18. The tensor processing apparatus of claim 14, wherein the one or more processors are further configured to execute the program instructions to cause the tensor processing apparatus to:

receive a creation instruction from the second processor, wherein the creation instruction comprises space information, wherein the space information indicates an amount of occupied space, and wherein the amount of occupied space is based on a sum of space occupied by the first tensors; and

create the second tensor based on the amount of occupied space, wherein space occupied by the second tensor is same as the amount of occupied space.

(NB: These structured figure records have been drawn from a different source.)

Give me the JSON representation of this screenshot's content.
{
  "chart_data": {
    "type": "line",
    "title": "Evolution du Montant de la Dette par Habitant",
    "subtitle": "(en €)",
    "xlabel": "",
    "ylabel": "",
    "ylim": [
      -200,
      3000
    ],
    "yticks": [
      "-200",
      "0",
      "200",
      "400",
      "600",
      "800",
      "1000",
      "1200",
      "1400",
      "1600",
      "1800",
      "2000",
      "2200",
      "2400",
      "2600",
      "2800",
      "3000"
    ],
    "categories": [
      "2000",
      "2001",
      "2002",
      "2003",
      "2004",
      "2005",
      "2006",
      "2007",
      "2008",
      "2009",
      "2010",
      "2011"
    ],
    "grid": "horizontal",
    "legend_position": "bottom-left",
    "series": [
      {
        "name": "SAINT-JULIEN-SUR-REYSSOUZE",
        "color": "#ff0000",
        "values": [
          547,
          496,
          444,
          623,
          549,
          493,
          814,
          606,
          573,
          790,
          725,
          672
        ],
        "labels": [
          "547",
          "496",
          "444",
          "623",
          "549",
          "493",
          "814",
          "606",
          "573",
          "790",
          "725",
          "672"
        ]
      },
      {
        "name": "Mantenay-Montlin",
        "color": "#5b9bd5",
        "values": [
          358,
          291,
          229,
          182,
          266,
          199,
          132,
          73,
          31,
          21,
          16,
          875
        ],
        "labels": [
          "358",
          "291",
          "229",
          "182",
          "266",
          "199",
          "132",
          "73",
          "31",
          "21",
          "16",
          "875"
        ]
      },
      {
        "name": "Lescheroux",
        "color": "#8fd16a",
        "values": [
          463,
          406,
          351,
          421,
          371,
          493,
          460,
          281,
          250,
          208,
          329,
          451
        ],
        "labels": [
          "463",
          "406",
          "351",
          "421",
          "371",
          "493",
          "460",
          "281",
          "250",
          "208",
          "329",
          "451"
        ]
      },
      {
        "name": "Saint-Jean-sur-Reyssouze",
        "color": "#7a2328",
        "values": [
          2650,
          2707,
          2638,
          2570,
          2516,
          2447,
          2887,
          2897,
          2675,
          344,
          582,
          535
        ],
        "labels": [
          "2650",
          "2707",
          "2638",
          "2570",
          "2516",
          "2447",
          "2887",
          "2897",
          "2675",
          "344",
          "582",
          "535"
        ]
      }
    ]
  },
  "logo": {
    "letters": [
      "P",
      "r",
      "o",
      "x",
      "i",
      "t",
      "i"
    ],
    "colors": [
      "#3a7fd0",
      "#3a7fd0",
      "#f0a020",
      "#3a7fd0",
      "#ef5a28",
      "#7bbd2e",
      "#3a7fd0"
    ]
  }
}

19. A tensor processing apparatus, comprising:

at least one memory configured to store program instructions; and

at least one second processor coupled to the at least one memory and configured to execute the program instructions to causes the tensor processing apparatus to: determine a first identifier that indicates a second tensor, wherein the second tensor comprises a plurality of first tensors, wherein the first tensors occupy consecutive space in the second tensor, and wherein the first tensors are based on copying the first tensors, determine a first processing identifier used that indicates a first processing operation corresponding to the second tensor; and send, to a second processor, a first processing instruction carrying the first identifier and the first processing identifier, wherein the first processing instruction instructs the first processor to process, based on the first processing operation, the second tensor.

20. The tensor processing apparatus of claim 19, wherein the at least one second processor is further configured to execute the program instructions to cause the tensor processing apparatus to:

determine a plurality of second identifiers that indicate the first tensors, wherein the first tensors correspond with the second identifiers; and

send, to the first processor, a plurality of copying instructions carrying the second identifiers, wherein the second identifiers correspond with the copying instructions, and wherein the copying instructions instruct the first processor to copy, into the second tensor, the first tensors.